Technical Abstract: Toxoplasma gondii infection in marine mammals is intriguing and indicative of contamination of the ocean environment and coastal waters with oocysts. Toxoplasma gondii infection was detected in captive marine mammals at a seaquarium in Canada. Antibodies to T. gondii were found in all 7 bottlenose dolphins (Tursiops truncatus) tested. Two of these dolphins, as well as a walrus (Odobenus rosmrus) at the facility died. Encephalitis and T. gondii tissue cysts were identified in histological sections of the brain of 1 dolphin (dolphin 1). Another dolphin (dolphin 2) had mild focal encephalitis without visible organisms, but viable T. gondii was isolated by bioassay in mice and cats from its brain and skeletal muscle; this strain was designated TgDoCA1. The PCR-RFLP typing using 11 markers (B1, SAG1, SAG2, SAG3, BTUB, GRA6, c22-8, c29-2, L358, PK1, and Apico) identified a Type II strain.
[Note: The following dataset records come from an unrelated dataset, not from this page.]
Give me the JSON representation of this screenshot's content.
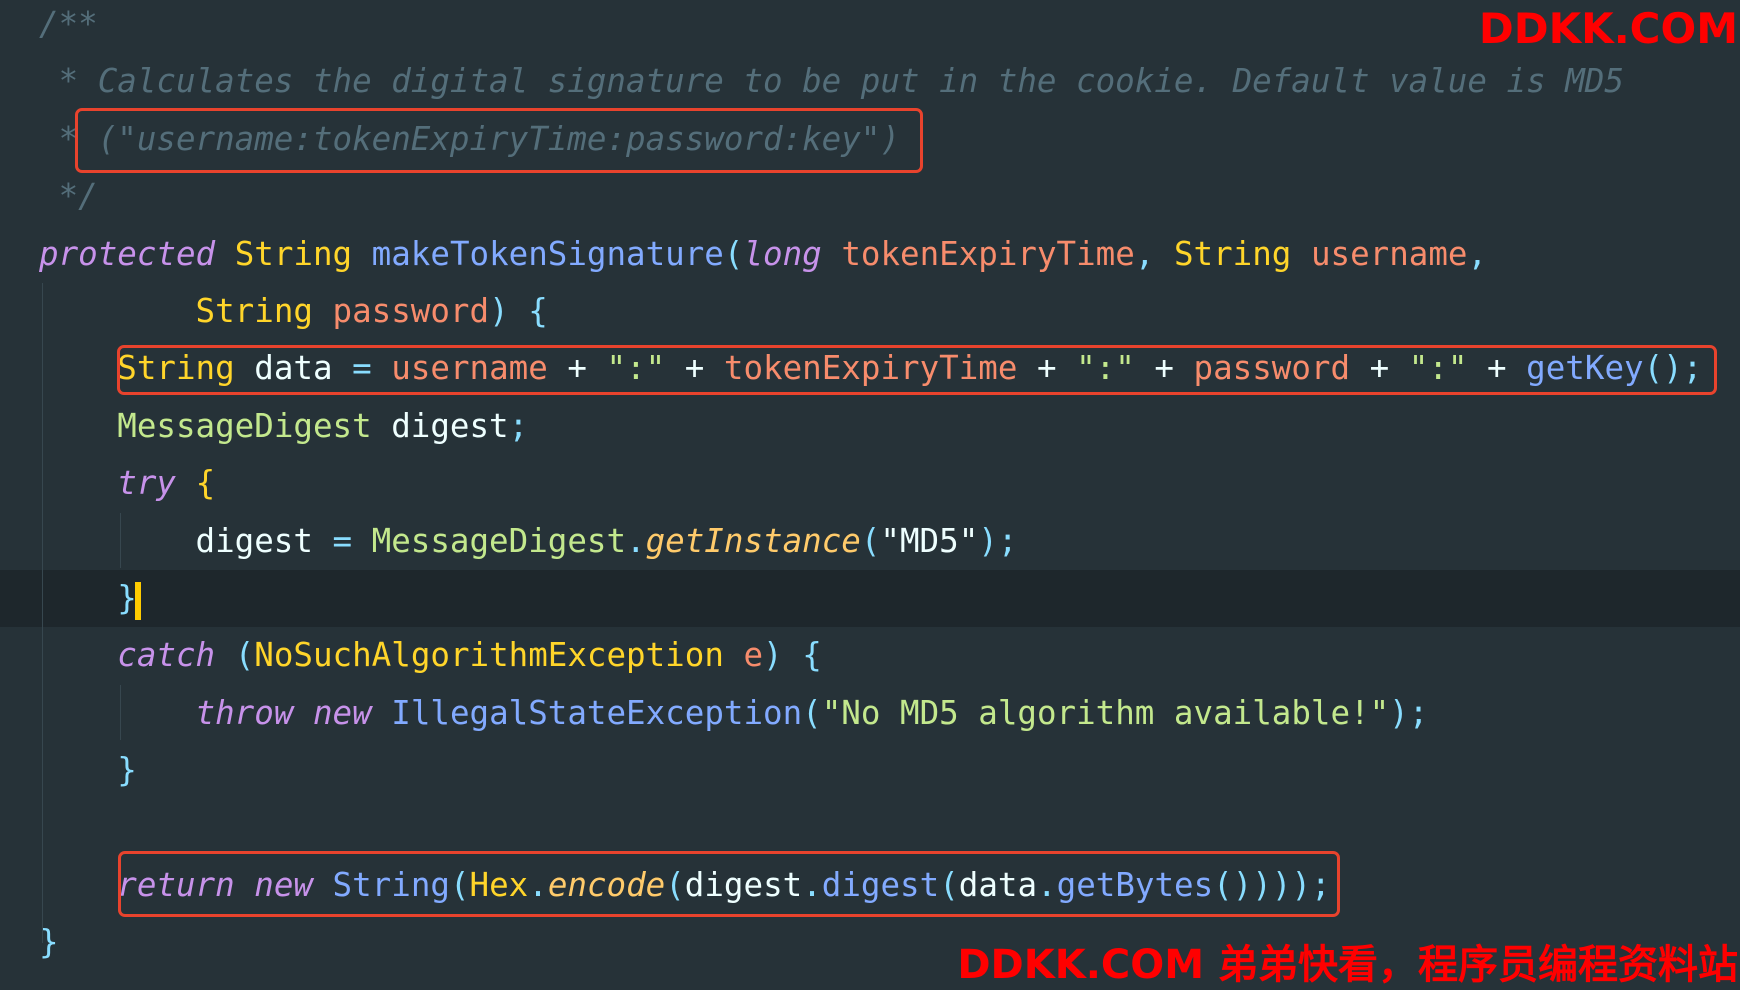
{
  "colors": {
    "background": "#263238",
    "highlight_box": "#e8432d",
    "watermark": "#ff0000",
    "cursor": "#ffcc00"
  },
  "editor": {
    "current_line": 10,
    "lines": [
      [
        [
          "comment",
          "/**"
        ]
      ],
      [
        [
          "comment",
          " * Calculates the digital signature to be put in the cookie. Default value is MD5"
        ]
      ],
      [
        [
          "comment",
          " * (\"username:tokenExpiryTime:password:key\")"
        ]
      ],
      [
        [
          "comment",
          " */"
        ]
      ],
      [
        [
          "kw",
          "protected"
        ],
        [
          "plain",
          " "
        ],
        [
          "type",
          "String"
        ],
        [
          "plain",
          " "
        ],
        [
          "fn",
          "makeTokenSignature"
        ],
        [
          "punc",
          "("
        ],
        [
          "kw",
          "long"
        ],
        [
          "plain",
          " "
        ],
        [
          "param",
          "tokenExpiryTime"
        ],
        [
          "punc",
          ","
        ],
        [
          "plain",
          " "
        ],
        [
          "type",
          "String"
        ],
        [
          "plain",
          " "
        ],
        [
          "param",
          "username"
        ],
        [
          "punc",
          ","
        ]
      ],
      [
        [
          "plain",
          "        "
        ],
        [
          "type",
          "String"
        ],
        [
          "plain",
          " "
        ],
        [
          "param",
          "password"
        ],
        [
          "punc",
          ")"
        ],
        [
          "plain",
          " "
        ],
        [
          "punc",
          "{"
        ]
      ],
      [
        [
          "plain",
          "    "
        ],
        [
          "type",
          "String"
        ],
        [
          "plain",
          " data "
        ],
        [
          "punc",
          "="
        ],
        [
          "plain",
          " "
        ],
        [
          "param",
          "username"
        ],
        [
          "plain",
          " + "
        ],
        [
          "str",
          "\":\""
        ],
        [
          "plain",
          " + "
        ],
        [
          "param",
          "tokenExpiryTime"
        ],
        [
          "plain",
          " + "
        ],
        [
          "str",
          "\":\""
        ],
        [
          "plain",
          " + "
        ],
        [
          "param",
          "password"
        ],
        [
          "plain",
          " + "
        ],
        [
          "str",
          "\":\""
        ],
        [
          "plain",
          " + "
        ],
        [
          "fn",
          "getKey"
        ],
        [
          "punc",
          "();"
        ]
      ],
      [
        [
          "plain",
          "    "
        ],
        [
          "cls",
          "MessageDigest"
        ],
        [
          "plain",
          " digest"
        ],
        [
          "punc",
          ";"
        ]
      ],
      [
        [
          "plain",
          "    "
        ],
        [
          "kw",
          "try"
        ],
        [
          "plain",
          " "
        ],
        [
          "type",
          "{"
        ]
      ],
      [
        [
          "plain",
          "        digest "
        ],
        [
          "punc",
          "="
        ],
        [
          "plain",
          " "
        ],
        [
          "cls",
          "MessageDigest"
        ],
        [
          "punc",
          "."
        ],
        [
          "fni",
          "getInstance"
        ],
        [
          "punc",
          "("
        ],
        [
          "plain",
          "\"MD5\""
        ],
        [
          "punc",
          ");"
        ]
      ],
      [
        [
          "plain",
          "    "
        ],
        [
          "punc",
          "}"
        ]
      ],
      [
        [
          "plain",
          "    "
        ],
        [
          "kw",
          "catch"
        ],
        [
          "plain",
          " "
        ],
        [
          "punc",
          "("
        ],
        [
          "type",
          "NoSuchAlgorithmException"
        ],
        [
          "plain",
          " "
        ],
        [
          "param",
          "e"
        ],
        [
          "punc",
          ")"
        ],
        [
          "plain",
          " "
        ],
        [
          "punc",
          "{"
        ]
      ],
      [
        [
          "plain",
          "        "
        ],
        [
          "kw",
          "throw"
        ],
        [
          "plain",
          " "
        ],
        [
          "kw",
          "new"
        ],
        [
          "plain",
          " "
        ],
        [
          "fn",
          "IllegalStateException"
        ],
        [
          "punc",
          "("
        ],
        [
          "str",
          "\"No MD5 algorithm available!\""
        ],
        [
          "punc",
          ");"
        ]
      ],
      [
        [
          "plain",
          "    "
        ],
        [
          "punc",
          "}"
        ]
      ],
      [
        [
          "plain",
          ""
        ]
      ],
      [
        [
          "plain",
          "    "
        ],
        [
          "kw",
          "return"
        ],
        [
          "plain",
          " "
        ],
        [
          "kw",
          "new"
        ],
        [
          "plain",
          " "
        ],
        [
          "fn",
          "String"
        ],
        [
          "punc",
          "("
        ],
        [
          "type",
          "Hex"
        ],
        [
          "punc",
          "."
        ],
        [
          "fni",
          "encode"
        ],
        [
          "punc",
          "("
        ],
        [
          "plain",
          "digest"
        ],
        [
          "punc",
          "."
        ],
        [
          "fn",
          "digest"
        ],
        [
          "punc",
          "("
        ],
        [
          "plain",
          "data"
        ],
        [
          "punc",
          "."
        ],
        [
          "fn",
          "getBytes"
        ],
        [
          "punc",
          "()))"
        ],
        [
          "punc",
          ");"
        ]
      ],
      [
        [
          "punc",
          "}"
        ]
      ]
    ]
  },
  "watermark": {
    "top": "DDKK.COM",
    "bottom": "DDKK.COM 弟弟快看，程序员编程资料站"
  }
}
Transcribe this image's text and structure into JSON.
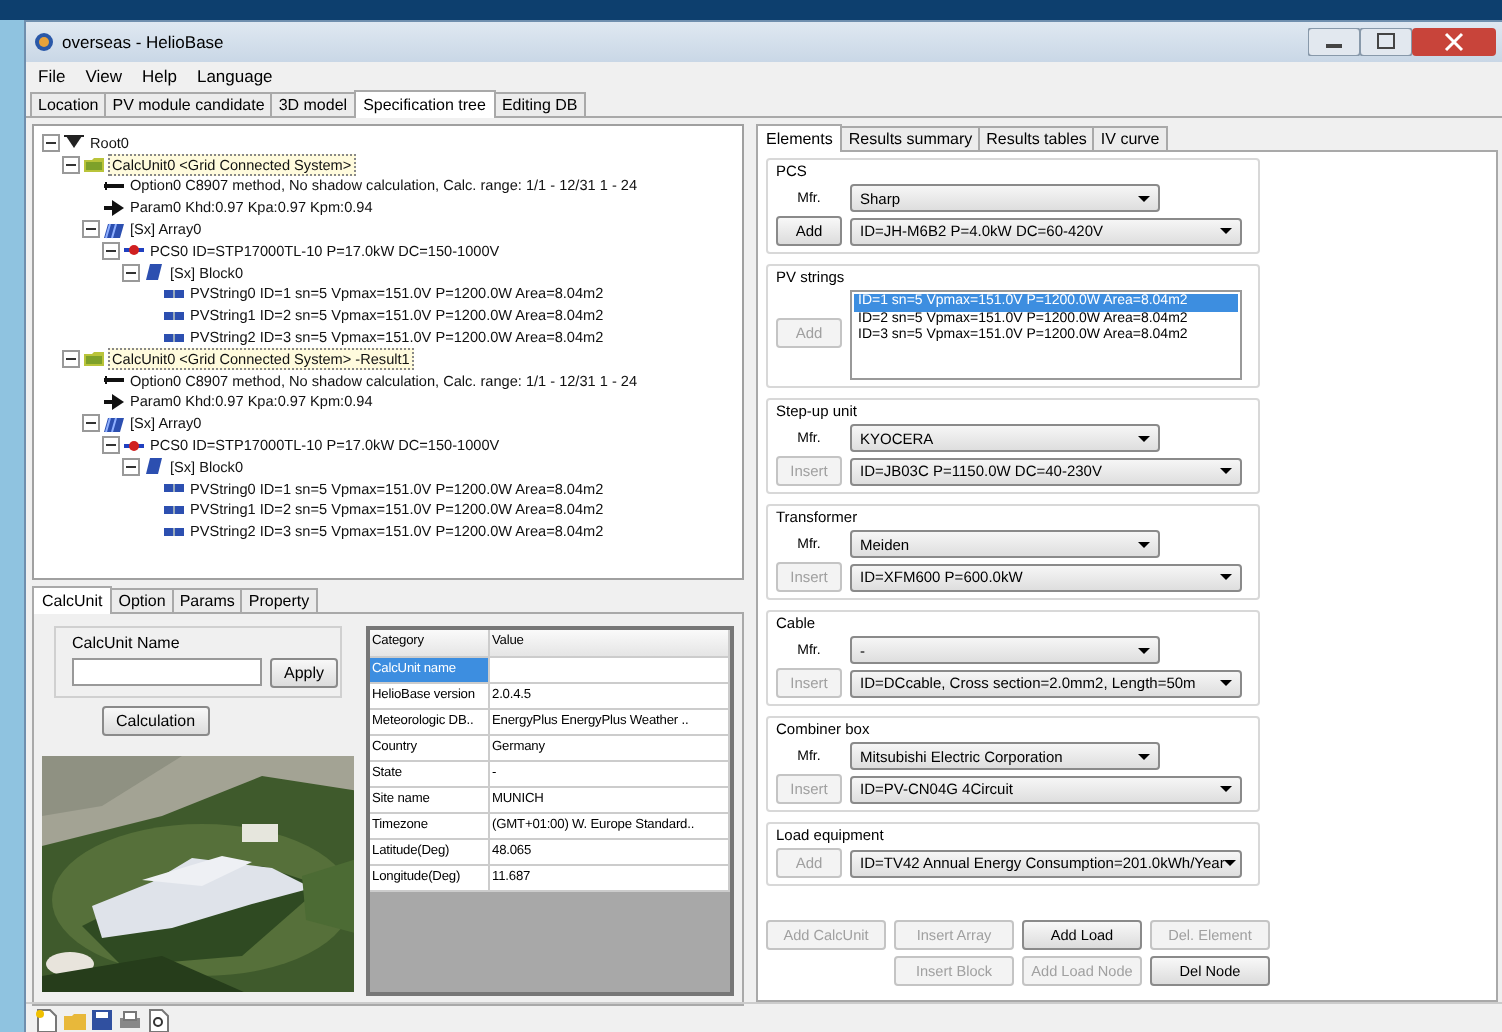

The DNA sequencing of B1 and SAG1 alleles amplified from TgDoCA1 and directly from the brain of dolphin 1, and the brain of the walrus showed archetypal alleles consistent with infection by a Type II strain. No unique polymorphisms were detected. This is apparently the first report of isolation of T. gondii from a marine mammal in Canada.